Lembrei-me desse magnífico filme ao analisar fatos recentes da história brasileira. Não houve como não estabelecer um paralelo entre Bardone e Roberto Jefferson.
Numa breve retrospectiva, sabemos que Jefferson, então Deputado Federal e Presidente do PTB, recebia – como tantos outros – uma importância mensal liberada pelo esquema de corrupção institucionalizada do lulopetismo e administrada por José Dirceu, para compra de apoio na Câmara.
Por razões ainda pouco esclarecidas, Jefferson e Dirceu se desentenderam em relação ao pagamento dessa propina que acabou resultando numa denúncia pública de Jefferson em relação ao esquema, cujas consequências afastaram Dirceu do governo petista, deram início ao momentoso julgamento conhecido como “Mensalão” e resultou na cassação do mandato e suspensão dos direitos políticos por oito anos de Jefferson, além de uma condenação a sete anos de prisão, em 2005.
Também é relevante o fato de que o julgamento do “Mensalão” pelo STF abriu um precedente importante no julgamento e condenação de envolvidos nos chamados “crimes de colarinho branco”. Esse julgamento começou a lavar a alma da população brasileira e o precedente criado permitiu o ainda mais importante julgamento dos réus da “Lava Jato”.
Certa vez, ao retornar de Porto Alegre para Curitiba, em 2012, encontrei Roberto Jefferson no bar do Aeroporto Salgado Filho. Fiz questão de cumprimentá-lo. Ele foi atencioso quando me aproximei chamando-o pelo nome e estendendo a mão. Estava numa mesa com mais duas pessoas e, sorrindo, levantou-se retribuindo meu aperto de mão. Então, eu lhe disse: “Como brasileiro, Deputado eu quero agradecer-lhe, pois, apesar dos pesares, sua denúncia foi um bem para o Brasil”. Ele nada respondeu. Apenas me olhou nos olhos com fisionomia inexpressiva, talvez refletindo sobre o real significado do que eu acabara de lhe dizer. Sem mais, dirigi-me à sala de embarque para meu voo.
Numa curta frase eu havia lhe dito que, por razões que desconheço, ele passou de crápula a herói, pois foi o pivô de um drama jurídico que mexeu com as estruturas da política brasileira, revelando, pela primeira vez em nossa história, casos concretos de corrupção ativa e passiva envolvendo empresários e a classe política, fato que começou a despertar a consciência da população de que o sonho de punir poderosos era possível, afinal.
Naquele breve momento, olhei para Jefferson ainda saudável e não me foi possível deixar de estabelecer um paralelo entre ele e o crápula que virou herói no filme de Rossellini.
Sinceramente, não posso condenar o ex-deputado pelo seu passado de crápula.
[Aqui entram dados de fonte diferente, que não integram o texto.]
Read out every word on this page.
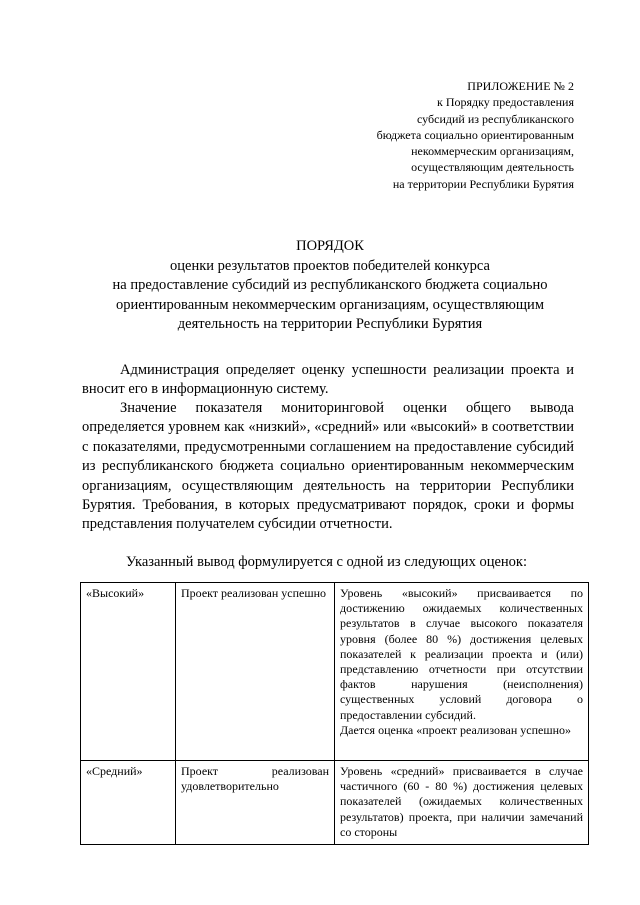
ПРИЛОЖЕНИЕ № 2
к Порядку предоставления
субсидий из республиканского
бюджета социально ориентированным
некоммерческим организациям,
осуществляющим деятельность
на территории Республики Бурятия
ПОРЯДОК
оценки результатов проектов победителей конкурса
на предоставление субсидий из республиканского бюджета социально
ориентированным некоммерческим организациям, осуществляющим
деятельность на территории Республики Бурятия

Администрация определяет оценку успешности реализации проекта и вносит его в информационную систему.

Значение показателя мониторинговой оценки общего вывода определяется уровнем как «низкий», «средний» или «высокий» в соответствии с показателями, предусмотренными соглашением на предоставление субсидий из республиканского бюджета социально ориентированным некоммерческим организациям, осуществляющим деятельность на территории Республики Бурятия. Требования, в которых предусматривают порядок, сроки и формы представления получателем субсидии отчетности.

Указанный вывод формулируется с одной из следующих оценок:
«Высокий»	Проект реализован успешно	Уровень «высокий» присваивается по достижению ожидаемых количественных результатов в случае высокого показателя уровня (более 80 %) достижения целевых показателей к реализации проекта и (или) представлению отчетности при отсутствии фактов нарушения (неисполнения) существенных условий договора о предоставлении субсидий.

Дается оценка «проект реализован успешно»

«Средний»	Проект реализован удовлетворительно	Уровень «средний» присваивается в случае частичного (60 - 80 %) достижения целевых показателей (ожидаемых количественных результатов) проекта, при наличии замечаний со стороны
Para mim, ele pagou pelo que fez e se redimiu moralmente ao denunciar o esquema de corrupção do lulopetismo, pois sabia perfeitamente que padeceria das consequências e da sanha persecutória que se seguiria por parte de todos prejudicados pelas ações jurídicas decorrentes, bem como sempre seria visto por boa parte da população como apenas crápula e não como herói. Mas uma frase dele é a mais absoluta verdade e reflete o sentimento de gratidão que sinto: “Tirei a roupa do Rei, mostrei ao Brasil quem são esses fariseus“.
A redenção de Jefferson, entretanto, não parou nisso. Recentemente ele teve a coragem de denunciar – citando nomes e fatos – um golpe que se articulava contra a presidência, afirmando que “Para derrubar Bolsonaro, só se for à bala”.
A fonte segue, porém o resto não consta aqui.